広城 佑樹
Yuki HIROSHIRO
This paper proposes the road evaluation method of the road restoration priority rank. The target is made the Kumamoto earthquake which has occurred in April, 2016. A huge earthquake causes road closed at many spots. A huge earthquake had a big influence on traffic environment by damage of social infrastructure. So we need to repair immediately road closed for efficient traffic and we need to reach the places of refuge . First ,I simulate the process of restoration in road closed and evaluate the restoration priority of road . Second , I apply the road restoration method in order to deliver the relief supplies to the shelter the at the time of Kumamoto earthquake.
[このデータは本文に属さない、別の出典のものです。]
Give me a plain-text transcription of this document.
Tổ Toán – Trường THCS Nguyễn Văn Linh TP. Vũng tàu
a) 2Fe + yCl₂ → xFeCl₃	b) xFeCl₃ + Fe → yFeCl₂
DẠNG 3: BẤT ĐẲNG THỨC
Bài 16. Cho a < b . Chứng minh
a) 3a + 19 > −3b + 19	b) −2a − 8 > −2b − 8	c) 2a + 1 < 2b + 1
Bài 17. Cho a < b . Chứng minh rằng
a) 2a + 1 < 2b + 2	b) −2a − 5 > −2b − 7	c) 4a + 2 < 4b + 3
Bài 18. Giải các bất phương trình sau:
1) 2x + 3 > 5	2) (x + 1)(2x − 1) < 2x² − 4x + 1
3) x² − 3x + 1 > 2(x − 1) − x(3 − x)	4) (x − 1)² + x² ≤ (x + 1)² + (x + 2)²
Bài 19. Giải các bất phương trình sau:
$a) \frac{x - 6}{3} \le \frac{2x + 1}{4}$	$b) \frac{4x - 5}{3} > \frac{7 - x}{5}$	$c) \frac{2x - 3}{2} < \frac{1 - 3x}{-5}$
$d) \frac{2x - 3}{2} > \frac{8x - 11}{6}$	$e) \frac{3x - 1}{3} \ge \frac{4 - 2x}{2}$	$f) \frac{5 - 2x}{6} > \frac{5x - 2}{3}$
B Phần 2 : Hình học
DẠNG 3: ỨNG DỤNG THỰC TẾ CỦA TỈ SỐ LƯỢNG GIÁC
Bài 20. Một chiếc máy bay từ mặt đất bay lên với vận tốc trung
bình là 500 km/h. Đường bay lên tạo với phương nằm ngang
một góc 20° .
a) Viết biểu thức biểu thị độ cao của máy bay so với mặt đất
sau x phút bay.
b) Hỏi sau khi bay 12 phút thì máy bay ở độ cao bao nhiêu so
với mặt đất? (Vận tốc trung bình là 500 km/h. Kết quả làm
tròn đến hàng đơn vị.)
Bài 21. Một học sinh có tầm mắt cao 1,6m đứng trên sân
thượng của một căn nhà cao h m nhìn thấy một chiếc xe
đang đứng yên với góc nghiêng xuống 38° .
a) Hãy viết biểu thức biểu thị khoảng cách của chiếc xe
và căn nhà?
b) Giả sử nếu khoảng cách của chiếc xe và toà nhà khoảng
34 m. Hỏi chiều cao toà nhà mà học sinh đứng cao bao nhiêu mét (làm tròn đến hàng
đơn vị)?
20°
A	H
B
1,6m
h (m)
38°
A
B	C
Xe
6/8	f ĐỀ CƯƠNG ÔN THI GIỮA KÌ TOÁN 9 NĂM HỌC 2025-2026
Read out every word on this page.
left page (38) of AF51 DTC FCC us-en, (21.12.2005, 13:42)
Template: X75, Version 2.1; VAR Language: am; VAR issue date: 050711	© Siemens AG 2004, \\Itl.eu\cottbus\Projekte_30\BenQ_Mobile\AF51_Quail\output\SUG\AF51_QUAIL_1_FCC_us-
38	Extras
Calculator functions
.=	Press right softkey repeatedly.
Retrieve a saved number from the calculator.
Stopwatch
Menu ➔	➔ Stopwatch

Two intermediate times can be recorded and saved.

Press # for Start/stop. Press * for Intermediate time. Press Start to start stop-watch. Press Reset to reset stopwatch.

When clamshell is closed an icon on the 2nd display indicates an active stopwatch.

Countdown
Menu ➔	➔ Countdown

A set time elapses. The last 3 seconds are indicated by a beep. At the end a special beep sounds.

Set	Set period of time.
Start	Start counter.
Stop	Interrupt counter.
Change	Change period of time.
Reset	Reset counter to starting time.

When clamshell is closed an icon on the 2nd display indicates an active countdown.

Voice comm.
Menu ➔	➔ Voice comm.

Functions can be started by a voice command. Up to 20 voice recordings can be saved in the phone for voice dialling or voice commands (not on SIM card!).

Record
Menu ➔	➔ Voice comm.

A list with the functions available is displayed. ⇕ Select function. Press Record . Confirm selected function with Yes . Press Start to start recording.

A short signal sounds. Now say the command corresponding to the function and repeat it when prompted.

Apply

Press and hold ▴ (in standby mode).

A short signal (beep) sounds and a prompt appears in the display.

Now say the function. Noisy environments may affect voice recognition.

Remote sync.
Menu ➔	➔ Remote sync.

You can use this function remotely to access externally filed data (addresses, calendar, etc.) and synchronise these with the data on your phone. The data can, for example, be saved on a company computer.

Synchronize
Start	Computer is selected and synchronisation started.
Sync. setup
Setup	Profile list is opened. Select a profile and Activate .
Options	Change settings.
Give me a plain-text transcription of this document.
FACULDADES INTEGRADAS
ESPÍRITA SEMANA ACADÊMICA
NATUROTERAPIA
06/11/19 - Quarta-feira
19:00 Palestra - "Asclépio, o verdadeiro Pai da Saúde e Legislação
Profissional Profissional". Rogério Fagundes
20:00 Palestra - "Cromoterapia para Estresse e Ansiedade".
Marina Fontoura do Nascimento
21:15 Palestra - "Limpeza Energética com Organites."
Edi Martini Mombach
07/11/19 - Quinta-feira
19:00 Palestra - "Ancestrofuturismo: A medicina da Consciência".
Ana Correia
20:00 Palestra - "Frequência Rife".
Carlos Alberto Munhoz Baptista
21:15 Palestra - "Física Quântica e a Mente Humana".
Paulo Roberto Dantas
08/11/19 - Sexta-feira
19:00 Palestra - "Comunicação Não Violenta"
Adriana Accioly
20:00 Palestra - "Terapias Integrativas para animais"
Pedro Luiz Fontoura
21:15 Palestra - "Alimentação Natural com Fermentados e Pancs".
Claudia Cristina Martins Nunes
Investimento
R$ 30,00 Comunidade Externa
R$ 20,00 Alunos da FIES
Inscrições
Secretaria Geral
KeyWords: Earthquake, priority index, Restoration simulation
自然災害大国である日本では,近年,集中豪雨や大型台風による大水害をはじめ,大地震による人的被害,道路や橋梁といった社会基盤の損壊により大きな被害を被っている.今後も南海トラフ地震や首都直下地震による被害の懸念は絶えず,自然災害への対策は急務である.
平成28年熊本地震においては,2度の震度7を計測し,発生から3日間で震度6を5回計測した.この地震によって跨道橋の落下,電柱の倒壊,路面の陥没等を原因とする通行止めが発生し,県外からの一次物資集積所への物資輸送だけでなく,一次物資集積所から二次物資集積所への物資輸送が滞った.熊本市内だけでも避難者数は最大で約18万人にのぼり,二次物資集積所から市内に点在する避難所への緊急支援物資の輸送が望まれていた.しかしながら,種々の理由のためそれは困難を極めた.その理由の一つが地震による道路の通行止めであった.本研究では,二次物資集積所から避難所までの道路ネットワークを対象とし,実際の避難者数のデータを用いて,二次物資集積所と避難所を結ぶ道路区間のうち,支援物資を輸送するために実際の通行規制区間のどの道路区間を優先して復旧すれば効率的な物資輸送が可能だったのかを検討するための方法を提案し,試算することを目的とする.
本研究は5章から構成される.2章では既往研究のレビューと本研究の位置づけに関して説明を行う.3章では,熊本地震の説明と研究手法について説明を行う.4章では通行止め道路区間の啓開,復旧の優先順位を決定する方法を提案する.5章では本研究の成果をまとめる.